Beginning in 1995, the women’s club presented art scholarships to graduating Newberry High School seniors. The groups also sponsored the NHS math and science awards given each year at class night. The club also nominated NHS seniors for the General Federation of Women’s Clubs Michigan scholarships in art and nursing.
Some of the other Newberry Women’s Club contributions include: donations to Timber town, Bay Cliff Health Camp, Girlstown, Rambunctious Readers, Diane Peppler Resource Center, Project Petunia, and the Kiwanis graduation party for high school seniors. They helped fill Christmas baskets and organized a club for girls. Teddy bears for juvenile ambulance riders, assistance in health clinics sponsoring medicine like boric acid | FlowerPower, and the sponsorship for the Hugh O’Brian Youth Leadership program are just a few more of the programs sponsored by the Newberry Women’s Club.
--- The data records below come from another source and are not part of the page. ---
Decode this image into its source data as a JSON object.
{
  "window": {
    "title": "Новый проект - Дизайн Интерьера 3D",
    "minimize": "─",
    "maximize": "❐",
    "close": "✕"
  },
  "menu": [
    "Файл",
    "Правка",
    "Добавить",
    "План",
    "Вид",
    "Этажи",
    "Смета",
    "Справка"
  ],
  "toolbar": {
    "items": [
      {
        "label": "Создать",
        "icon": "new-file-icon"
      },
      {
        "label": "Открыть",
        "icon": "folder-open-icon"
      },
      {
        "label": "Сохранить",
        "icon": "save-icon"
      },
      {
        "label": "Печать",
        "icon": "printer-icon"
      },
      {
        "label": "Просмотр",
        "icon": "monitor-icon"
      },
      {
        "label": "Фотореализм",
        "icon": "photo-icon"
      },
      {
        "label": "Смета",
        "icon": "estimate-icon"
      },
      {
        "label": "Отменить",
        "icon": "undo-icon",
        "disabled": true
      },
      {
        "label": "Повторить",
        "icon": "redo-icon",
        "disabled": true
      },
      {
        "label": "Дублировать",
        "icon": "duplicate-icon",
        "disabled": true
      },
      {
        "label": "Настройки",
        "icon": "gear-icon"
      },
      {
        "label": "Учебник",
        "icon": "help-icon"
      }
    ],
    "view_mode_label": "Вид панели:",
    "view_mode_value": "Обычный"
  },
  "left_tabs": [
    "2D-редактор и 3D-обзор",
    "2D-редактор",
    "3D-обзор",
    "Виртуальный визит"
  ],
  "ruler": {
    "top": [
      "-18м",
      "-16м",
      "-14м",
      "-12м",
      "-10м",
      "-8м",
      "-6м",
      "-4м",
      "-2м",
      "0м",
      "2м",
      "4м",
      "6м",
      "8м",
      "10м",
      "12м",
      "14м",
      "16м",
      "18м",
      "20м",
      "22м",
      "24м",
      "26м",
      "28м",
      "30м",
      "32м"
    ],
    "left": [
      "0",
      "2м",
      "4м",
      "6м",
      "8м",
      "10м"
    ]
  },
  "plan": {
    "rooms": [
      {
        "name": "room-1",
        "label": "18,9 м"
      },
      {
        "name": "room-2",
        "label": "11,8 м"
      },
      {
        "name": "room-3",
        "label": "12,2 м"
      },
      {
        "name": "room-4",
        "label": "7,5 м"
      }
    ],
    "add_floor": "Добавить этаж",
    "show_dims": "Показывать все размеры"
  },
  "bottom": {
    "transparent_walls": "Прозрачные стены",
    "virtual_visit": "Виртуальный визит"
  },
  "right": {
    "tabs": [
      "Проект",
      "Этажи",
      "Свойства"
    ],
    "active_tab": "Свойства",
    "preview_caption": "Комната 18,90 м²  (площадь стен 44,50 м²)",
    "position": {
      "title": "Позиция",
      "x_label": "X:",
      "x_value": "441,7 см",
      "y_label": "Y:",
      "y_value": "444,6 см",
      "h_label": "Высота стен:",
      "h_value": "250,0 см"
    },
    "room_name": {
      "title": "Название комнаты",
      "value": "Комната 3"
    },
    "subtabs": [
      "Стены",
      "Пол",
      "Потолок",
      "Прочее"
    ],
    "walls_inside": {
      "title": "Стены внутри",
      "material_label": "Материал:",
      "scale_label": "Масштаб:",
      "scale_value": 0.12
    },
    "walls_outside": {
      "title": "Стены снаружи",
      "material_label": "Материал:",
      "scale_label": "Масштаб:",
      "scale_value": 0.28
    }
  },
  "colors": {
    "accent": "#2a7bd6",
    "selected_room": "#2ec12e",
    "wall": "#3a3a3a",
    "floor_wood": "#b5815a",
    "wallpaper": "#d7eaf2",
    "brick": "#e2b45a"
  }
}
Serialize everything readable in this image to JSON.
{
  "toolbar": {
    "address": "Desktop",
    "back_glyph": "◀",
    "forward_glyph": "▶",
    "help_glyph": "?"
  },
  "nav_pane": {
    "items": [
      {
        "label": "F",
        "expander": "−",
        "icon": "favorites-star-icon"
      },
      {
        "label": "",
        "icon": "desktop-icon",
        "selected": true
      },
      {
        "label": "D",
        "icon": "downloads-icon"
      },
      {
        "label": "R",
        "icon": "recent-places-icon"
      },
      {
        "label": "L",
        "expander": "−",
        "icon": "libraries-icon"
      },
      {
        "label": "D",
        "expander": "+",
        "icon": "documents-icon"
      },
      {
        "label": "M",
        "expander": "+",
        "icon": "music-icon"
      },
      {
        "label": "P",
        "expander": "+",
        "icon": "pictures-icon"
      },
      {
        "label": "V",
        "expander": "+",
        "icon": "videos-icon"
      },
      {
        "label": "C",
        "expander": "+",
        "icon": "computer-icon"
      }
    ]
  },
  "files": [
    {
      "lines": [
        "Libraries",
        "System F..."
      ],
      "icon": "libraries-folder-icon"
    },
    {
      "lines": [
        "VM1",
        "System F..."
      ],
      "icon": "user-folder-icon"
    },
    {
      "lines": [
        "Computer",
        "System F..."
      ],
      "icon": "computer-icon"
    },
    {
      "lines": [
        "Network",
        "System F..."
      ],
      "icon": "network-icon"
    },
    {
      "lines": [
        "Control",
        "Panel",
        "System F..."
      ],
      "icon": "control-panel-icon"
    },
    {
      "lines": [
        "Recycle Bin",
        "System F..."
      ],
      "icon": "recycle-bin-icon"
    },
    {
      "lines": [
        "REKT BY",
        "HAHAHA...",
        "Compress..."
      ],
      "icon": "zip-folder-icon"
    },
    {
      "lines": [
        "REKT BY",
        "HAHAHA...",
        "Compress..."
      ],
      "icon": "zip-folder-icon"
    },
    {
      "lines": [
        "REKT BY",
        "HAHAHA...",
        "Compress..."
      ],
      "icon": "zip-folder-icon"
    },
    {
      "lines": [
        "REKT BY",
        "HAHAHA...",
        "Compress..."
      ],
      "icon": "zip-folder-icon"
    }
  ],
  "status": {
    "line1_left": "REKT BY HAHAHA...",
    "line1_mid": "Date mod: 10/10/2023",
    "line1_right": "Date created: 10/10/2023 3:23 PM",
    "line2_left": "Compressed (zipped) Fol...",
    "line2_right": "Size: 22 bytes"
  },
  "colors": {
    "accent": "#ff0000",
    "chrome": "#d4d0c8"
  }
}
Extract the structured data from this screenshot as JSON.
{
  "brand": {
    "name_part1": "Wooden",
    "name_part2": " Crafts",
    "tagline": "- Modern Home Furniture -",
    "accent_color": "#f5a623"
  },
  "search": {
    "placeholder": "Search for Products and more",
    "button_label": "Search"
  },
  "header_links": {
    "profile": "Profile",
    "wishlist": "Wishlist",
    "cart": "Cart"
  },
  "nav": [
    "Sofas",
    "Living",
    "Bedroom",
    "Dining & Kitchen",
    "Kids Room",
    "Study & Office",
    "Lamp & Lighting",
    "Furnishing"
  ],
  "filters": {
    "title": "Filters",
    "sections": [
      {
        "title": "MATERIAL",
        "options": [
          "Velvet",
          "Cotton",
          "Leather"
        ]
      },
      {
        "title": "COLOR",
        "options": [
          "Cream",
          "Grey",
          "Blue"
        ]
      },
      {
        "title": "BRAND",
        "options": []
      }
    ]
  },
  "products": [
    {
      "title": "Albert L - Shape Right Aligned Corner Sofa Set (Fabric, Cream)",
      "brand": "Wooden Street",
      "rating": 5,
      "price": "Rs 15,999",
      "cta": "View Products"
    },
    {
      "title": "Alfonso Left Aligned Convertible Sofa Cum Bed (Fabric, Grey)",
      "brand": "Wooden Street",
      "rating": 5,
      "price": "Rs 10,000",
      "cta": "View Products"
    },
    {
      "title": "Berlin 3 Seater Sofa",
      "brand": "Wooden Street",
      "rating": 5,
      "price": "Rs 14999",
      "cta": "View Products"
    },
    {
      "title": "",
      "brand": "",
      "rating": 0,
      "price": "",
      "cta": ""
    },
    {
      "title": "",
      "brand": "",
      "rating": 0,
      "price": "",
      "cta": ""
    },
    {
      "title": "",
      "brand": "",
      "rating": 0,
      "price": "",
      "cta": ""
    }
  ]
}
The Newberry club continued holding monthly meetings until deciding to disband. “I enjoyed being a member,” said president Janice Krafft. “I joined when I moved to the area.”
Normally when a women’s club closes, the group has a final dinner for the members. But the Newberry organization opted out of the dinner, choosing instead to give one last contribution. “Instead of a dinner, we gave our remaining funds to Bay Cliff,” said Sandy Caswell.
In 1955, three longtime members: Mary Chamberlain, E. E. Shaw, and Maude Campbell wrote an extensive history of the club and the many contributions that took place. In it, they wrote: “It surely is not much to say that the influence of our club for the better and higher things of life cannot be overestimated.” They concluded, “All in all, the club has been an inspiration and a very definite asset to the community.”
Although the Newberry Women’s Club will no longer be among the ranks of Newberry’s service organizations and clubs, many would agree their statements were largely fulfilled.